Public posts, group discussions, page content, and profile data. Helpful for community research and demographic insights.

Google

Search results, news articles, and web mentions. Covers editorial coverage, press mentions, and public knowledge graph data.

GitHub

Repositories, issues, pull requests, README content, and developer profiles. Best for open-source monitoring and developer ecosystem research.

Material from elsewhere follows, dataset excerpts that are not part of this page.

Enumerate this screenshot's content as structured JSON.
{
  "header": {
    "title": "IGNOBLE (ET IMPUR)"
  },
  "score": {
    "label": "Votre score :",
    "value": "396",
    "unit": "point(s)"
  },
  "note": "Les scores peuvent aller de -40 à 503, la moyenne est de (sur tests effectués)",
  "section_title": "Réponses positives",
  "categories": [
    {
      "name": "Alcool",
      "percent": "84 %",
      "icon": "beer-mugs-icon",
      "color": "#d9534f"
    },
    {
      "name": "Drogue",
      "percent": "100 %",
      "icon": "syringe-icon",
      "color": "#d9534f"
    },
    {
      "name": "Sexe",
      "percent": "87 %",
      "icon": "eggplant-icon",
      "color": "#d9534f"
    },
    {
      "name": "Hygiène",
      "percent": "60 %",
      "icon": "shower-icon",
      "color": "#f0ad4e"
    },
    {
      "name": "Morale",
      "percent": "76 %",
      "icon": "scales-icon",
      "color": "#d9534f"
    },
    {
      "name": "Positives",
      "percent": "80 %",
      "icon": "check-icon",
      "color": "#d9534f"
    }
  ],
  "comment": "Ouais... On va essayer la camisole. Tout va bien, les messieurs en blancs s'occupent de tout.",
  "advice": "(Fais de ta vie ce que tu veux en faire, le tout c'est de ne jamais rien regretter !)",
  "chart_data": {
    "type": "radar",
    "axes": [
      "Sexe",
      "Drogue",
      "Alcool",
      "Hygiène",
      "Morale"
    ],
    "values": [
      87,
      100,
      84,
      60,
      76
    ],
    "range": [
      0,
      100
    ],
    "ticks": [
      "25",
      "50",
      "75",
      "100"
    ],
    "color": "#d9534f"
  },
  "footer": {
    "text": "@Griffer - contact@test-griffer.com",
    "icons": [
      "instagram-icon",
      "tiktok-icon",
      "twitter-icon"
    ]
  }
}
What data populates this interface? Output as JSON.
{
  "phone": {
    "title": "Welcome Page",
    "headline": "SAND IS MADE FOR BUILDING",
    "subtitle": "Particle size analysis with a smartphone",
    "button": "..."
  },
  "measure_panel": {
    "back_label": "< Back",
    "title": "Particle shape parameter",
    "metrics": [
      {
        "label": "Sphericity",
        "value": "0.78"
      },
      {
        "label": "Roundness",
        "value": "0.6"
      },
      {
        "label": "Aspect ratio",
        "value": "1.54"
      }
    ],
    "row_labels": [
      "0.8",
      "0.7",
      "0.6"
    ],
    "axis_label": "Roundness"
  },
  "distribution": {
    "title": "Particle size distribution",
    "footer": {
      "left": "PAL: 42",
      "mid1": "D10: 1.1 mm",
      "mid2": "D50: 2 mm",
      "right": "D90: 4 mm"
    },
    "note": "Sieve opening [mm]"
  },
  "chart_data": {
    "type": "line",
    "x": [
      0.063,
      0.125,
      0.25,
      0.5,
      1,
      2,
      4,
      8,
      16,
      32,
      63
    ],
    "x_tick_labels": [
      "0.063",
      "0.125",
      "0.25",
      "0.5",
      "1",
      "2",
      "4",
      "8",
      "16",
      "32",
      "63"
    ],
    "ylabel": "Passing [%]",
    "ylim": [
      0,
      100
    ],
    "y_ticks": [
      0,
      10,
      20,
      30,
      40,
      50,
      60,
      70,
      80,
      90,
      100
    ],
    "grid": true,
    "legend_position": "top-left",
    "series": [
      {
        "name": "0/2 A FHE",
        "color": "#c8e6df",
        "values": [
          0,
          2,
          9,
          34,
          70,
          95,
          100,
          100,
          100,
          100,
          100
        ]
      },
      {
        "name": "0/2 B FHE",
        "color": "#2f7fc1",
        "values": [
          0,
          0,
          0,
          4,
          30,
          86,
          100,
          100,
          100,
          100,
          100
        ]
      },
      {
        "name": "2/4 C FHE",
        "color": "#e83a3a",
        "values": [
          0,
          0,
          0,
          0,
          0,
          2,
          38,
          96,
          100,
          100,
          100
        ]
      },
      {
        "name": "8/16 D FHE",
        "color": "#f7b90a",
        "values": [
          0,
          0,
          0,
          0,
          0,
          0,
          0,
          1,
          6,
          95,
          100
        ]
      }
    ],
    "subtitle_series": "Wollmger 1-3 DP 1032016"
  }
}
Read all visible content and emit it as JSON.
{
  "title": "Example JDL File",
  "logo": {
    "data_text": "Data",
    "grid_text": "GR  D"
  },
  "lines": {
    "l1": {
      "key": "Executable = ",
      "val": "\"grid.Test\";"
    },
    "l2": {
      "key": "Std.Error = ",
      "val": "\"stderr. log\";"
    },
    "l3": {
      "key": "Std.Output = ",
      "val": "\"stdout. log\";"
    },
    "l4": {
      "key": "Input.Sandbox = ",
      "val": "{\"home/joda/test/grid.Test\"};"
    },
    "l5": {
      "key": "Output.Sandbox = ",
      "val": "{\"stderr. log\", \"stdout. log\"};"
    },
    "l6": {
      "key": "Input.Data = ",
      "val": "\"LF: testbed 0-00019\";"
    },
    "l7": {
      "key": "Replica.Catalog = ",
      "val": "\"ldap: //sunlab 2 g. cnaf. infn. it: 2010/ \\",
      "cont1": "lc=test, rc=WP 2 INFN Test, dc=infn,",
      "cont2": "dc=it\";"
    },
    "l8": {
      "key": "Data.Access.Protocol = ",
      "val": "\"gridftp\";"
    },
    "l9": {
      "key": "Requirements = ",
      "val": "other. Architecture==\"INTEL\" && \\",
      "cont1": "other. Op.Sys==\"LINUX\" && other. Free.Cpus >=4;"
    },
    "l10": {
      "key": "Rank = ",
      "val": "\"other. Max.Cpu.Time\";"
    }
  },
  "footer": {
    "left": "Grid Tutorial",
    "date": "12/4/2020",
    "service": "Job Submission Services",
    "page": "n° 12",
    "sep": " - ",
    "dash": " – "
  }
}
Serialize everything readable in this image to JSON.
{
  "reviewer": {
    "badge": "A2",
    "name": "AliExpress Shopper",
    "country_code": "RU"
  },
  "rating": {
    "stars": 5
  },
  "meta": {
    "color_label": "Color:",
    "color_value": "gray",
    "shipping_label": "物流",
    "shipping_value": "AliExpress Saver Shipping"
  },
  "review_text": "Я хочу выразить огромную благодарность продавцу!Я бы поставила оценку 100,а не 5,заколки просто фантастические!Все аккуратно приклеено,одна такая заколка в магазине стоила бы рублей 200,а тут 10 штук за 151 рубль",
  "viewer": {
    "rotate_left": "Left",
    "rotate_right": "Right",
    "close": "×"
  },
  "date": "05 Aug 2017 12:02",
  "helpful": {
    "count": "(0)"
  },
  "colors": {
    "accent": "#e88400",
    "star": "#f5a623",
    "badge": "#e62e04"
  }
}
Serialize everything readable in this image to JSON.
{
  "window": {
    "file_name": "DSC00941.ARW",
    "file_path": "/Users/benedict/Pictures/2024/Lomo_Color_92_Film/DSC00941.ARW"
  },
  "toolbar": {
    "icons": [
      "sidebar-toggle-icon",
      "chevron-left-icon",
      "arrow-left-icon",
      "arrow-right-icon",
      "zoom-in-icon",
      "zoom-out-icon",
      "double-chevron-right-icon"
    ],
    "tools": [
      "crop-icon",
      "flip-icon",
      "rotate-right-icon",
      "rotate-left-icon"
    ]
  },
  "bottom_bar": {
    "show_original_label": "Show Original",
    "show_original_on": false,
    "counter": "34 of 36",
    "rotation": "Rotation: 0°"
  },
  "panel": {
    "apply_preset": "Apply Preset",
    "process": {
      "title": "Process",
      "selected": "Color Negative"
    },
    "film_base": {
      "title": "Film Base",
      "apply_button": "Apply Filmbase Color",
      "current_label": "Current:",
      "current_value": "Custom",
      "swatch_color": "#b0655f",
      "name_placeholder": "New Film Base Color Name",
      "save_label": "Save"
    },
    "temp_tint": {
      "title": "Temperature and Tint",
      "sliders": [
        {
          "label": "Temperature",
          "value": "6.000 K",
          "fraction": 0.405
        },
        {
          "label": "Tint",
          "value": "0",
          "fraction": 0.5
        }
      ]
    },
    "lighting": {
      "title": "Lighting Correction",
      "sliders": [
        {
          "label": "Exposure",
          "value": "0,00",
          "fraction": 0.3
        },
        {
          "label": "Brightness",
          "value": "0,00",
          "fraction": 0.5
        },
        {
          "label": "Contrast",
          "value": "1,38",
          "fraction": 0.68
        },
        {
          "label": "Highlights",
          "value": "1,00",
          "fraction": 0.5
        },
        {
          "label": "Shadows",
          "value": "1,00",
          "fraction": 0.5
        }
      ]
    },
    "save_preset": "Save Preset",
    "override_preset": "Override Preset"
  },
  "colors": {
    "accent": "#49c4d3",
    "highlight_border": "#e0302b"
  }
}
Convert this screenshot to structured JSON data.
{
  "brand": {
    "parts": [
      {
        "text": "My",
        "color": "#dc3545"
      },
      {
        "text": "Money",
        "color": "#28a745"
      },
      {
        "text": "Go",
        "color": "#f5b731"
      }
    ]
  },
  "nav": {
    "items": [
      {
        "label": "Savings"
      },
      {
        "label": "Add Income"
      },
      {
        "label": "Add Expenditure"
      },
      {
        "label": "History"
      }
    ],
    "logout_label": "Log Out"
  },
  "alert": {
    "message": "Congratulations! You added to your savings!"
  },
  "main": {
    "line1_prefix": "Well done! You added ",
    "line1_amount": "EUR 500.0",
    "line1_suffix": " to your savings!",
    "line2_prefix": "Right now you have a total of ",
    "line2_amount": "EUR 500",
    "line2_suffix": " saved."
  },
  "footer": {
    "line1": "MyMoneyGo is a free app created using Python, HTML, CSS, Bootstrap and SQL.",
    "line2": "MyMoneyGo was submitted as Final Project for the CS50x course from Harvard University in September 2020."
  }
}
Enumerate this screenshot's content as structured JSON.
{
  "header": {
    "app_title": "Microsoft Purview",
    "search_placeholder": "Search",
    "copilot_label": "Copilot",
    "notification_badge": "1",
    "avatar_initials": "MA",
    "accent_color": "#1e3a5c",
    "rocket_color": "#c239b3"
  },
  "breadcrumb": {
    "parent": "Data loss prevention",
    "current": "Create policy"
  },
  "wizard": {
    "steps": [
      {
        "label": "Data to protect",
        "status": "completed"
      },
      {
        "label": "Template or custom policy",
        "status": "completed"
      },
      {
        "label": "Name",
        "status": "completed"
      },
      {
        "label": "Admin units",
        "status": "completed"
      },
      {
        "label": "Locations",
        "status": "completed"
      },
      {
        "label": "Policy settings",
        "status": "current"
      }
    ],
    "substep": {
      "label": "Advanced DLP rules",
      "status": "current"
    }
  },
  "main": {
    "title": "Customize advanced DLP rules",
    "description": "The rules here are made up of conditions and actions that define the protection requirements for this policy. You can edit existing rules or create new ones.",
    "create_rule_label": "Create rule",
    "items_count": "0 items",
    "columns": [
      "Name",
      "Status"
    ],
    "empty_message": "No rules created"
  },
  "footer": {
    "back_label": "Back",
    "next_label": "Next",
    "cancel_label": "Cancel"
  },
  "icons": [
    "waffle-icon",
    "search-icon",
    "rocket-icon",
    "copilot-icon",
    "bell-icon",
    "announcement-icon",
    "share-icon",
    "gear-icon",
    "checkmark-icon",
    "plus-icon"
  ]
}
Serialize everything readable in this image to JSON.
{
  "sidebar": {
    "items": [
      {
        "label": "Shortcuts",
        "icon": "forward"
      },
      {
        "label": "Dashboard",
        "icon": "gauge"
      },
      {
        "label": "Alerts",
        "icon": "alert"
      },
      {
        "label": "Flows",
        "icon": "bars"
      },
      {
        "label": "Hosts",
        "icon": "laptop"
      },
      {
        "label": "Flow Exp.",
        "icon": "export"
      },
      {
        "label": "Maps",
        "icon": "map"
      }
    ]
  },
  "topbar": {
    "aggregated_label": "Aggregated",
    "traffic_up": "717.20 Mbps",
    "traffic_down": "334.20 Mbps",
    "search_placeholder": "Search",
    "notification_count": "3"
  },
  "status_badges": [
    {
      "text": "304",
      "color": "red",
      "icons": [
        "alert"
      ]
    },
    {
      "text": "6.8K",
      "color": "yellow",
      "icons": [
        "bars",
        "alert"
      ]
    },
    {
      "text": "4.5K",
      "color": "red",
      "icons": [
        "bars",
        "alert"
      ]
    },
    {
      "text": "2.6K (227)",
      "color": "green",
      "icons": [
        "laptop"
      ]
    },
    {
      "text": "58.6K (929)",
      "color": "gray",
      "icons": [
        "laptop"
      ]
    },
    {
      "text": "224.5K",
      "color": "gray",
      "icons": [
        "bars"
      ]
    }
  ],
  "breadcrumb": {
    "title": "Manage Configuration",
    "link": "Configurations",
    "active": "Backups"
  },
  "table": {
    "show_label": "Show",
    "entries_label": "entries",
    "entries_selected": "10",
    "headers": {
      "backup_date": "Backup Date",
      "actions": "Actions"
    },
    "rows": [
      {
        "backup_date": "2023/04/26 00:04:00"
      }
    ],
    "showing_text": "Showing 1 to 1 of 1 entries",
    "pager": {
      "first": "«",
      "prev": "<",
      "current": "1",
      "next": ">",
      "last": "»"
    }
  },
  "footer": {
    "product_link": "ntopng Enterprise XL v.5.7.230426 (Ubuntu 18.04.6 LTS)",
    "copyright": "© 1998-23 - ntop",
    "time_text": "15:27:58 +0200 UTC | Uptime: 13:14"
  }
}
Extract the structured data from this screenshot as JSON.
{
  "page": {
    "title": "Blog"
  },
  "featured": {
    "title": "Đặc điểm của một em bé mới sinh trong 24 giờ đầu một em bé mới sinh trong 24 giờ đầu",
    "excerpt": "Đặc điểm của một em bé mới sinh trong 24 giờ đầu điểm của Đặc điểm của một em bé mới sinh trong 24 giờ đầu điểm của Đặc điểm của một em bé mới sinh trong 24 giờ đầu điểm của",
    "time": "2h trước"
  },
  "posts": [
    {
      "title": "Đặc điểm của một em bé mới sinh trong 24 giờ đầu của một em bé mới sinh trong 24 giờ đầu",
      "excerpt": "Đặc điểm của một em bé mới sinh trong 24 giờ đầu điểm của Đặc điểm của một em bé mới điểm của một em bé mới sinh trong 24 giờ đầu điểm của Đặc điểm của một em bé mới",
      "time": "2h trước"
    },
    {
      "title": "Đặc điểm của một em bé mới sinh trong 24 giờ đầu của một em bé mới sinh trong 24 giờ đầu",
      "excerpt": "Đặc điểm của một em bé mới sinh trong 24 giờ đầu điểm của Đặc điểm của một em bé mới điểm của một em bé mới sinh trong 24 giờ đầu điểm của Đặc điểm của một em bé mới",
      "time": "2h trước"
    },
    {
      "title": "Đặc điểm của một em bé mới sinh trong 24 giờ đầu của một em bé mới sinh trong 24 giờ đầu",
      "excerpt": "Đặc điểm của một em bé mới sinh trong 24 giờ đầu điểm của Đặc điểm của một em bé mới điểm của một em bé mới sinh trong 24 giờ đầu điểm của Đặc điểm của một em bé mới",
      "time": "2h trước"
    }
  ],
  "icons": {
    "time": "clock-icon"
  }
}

Specifying sources in a query

By default, ByteStack searches across all available sources. To target specific platforms, pass a sources array in your query with one or more source identifiers:
{
  "prompt": "What are developers saying about our SDK on Reddit and GitHub?",
  "sources": ["reddit", "github"],
  "limit": 100
}
To explicitly search all sources, use the "all" shorthand:
{
  "prompt": "How many times has Acme been mentioned this month?",
  "sources": ["all"],
  "date_range": {
    "from": "2026-04-01",
    "to": "2026-04-30"
  }
}
Using "sources": ["all"] is equivalent to omitting the sources parameter entirely. It is useful when you want to be explicit in saved queries or job configurations that you intend to search broadly.

Source identifiers

Use these identifiers in the sources array:
PlatformIdentifier
X (Twitter)"x"
Reddit"reddit"
LinkedIn"linkedin"
Instagram"instagram"
YouTube"youtube"
TikTok"tiktok"
Facebook"facebook"
Google"google"
GitHub"github"
All sources"all"

Coverage at a glance

ByteStack’s coverage spans the breadth of the public web, not just the major platforms listed above:
  • 13,000+ total sources available
  • 94,000+ API endpoints across those sources
  • 230 million+ data points collected and indexed
The full source catalog includes news sites, forums, review platforms, job boards, and more. When you use "sources": ["all"], ByteStack routes your query across the complete catalog and returns the most relevant results.
For brand monitoring or competitive research, start with "sources": ["all"] to get broad coverage, then narrow to specific platforms once you identify where the most signal is coming from.